It still feels like I haven’t caught my breath, like I’ve been punched in the gut and the wind has left me.
If this were a normal election, I wouldn’t feel this way. Sure, I’d be disappointed in the outcome and be somewhat agitated as to the prospects for progressive, inclusive and moderate policies that maximizes personal freedoms, encourages economic liberty, and enforces the moral imperative to take care of those who struggle in this land of plenty. But it wouldn’t have been such a visceral reaction. Truth be told, even at our most divisive, politics usually happens between the two 40 yard lines of a football field.
But this one is different. It feels different. As I sit here and feel it, it’s not just the possibility of the extremist and xenophobic rhetoric that was spewed all these months might come true. (I have some doubts in the light of day on his effectiveness and ability to do so, but given his election, I no longer feel confident in my ability to estimate what he’s capable of.)
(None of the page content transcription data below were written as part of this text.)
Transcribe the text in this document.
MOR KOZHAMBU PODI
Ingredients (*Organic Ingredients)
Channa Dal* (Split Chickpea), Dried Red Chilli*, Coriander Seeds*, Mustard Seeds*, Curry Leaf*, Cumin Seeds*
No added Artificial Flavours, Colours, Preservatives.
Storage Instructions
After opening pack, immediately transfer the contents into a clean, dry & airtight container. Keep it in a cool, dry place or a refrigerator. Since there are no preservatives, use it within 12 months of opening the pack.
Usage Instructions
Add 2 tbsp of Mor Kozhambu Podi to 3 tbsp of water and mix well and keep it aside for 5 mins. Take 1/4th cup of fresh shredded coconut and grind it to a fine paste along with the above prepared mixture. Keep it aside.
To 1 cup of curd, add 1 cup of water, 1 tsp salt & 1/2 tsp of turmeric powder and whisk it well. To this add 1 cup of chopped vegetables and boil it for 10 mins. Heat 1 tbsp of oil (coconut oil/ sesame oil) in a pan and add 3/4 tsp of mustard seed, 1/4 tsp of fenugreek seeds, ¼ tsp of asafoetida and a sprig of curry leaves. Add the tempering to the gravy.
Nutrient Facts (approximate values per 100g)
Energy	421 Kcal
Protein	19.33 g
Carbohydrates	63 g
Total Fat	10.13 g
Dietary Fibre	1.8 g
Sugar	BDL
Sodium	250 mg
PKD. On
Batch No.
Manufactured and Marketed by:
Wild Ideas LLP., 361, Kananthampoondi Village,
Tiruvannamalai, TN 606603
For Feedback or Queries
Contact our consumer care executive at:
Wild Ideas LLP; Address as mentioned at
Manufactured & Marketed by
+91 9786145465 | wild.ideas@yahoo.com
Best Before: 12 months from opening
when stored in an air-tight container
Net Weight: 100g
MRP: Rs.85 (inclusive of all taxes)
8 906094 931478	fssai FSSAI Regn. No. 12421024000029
No, it’s more about how surprising the outcome was. That the country I woke up to Tuesday morning was the same one that elected him Tuesday night. Apparently, there was an audience for what Trump was selling, and they bought it. I suspected that there were two groups who were going to vote for him: the first group was one that believed the racist, bigoted and xenophobic things that he said, and the second group would vote for him as a vote against Clinton or for generic “change.”
But given the outcome, I don’t know what to believe regarding how predominant the former group was or not. I also now have to believe that the voters in the latter group were willing bedfellows with the first group. That the rhetoric itself wasn’t enough to dissuade them.
That’s the truly frightening part. That many members of my community were either willing to silence their consciences – or have a different enough of one – to create such a divide.
It’s desperately tempting to look at all the people who voted for Trump and declare that they are “other.” That they aren’t like me in some important way. Monsters. They must be defective or deplorable.
But to do so is to tap into the same subterranean fear that drives us all. Fear of the future. Fear of the unknown. Dissatisfaction. Disaffectedness.
It takes so little for that to metastasize. To find a group and call them “other” and say “Look! They are the reason we don’t have what we want! We can fear them. We can blame them.” Are we so different? Aren’t we capable of being equally deplorable?
The only thing we have under our control is our action. That’s it. (Sometimes our thoughts. Hardly always.) The fear and anger we encounter in the “other” are best met with our own compassion. Not only compassion for them but compassion for the same underlying engine that drives them.
So as I talk to my children about this, the best thing I can do for them is to help them find in themselves what they can identify with in the “other.” The sooner we do that, the sooner we realize that the “other” isn’t different at all. They may have made different choices on how to address their fear and concerns. But for us to dismiss their fear and concerns is to reinforce that very divide that we lament.
No, you likely aren’t going to change the “other” mind in some naive-kumbaya-flowers-and-granola-zen way. That’s for Lifetime TV movies. But you win by refusing to transform your anxieties into bigotry and xenophobia. Your open mind and heart is reward enough.
That’s what I’m going to tell my girls tonight. That there will be people they encounter in their lives that will be different than they are. That those people may not like them because they look darker. Or because they’re girls. Or because they have less or more money. It doesn’t matter what the difference is. I’m going to tell my girls that they can’t control what the “other” does, but they can continue to keep their minds and hearts open even if it sometimes means they get hurt. If they ever succumb to that temptation to close themselves off and point their fingers and say “you aren’t like me,” then they become the “other.”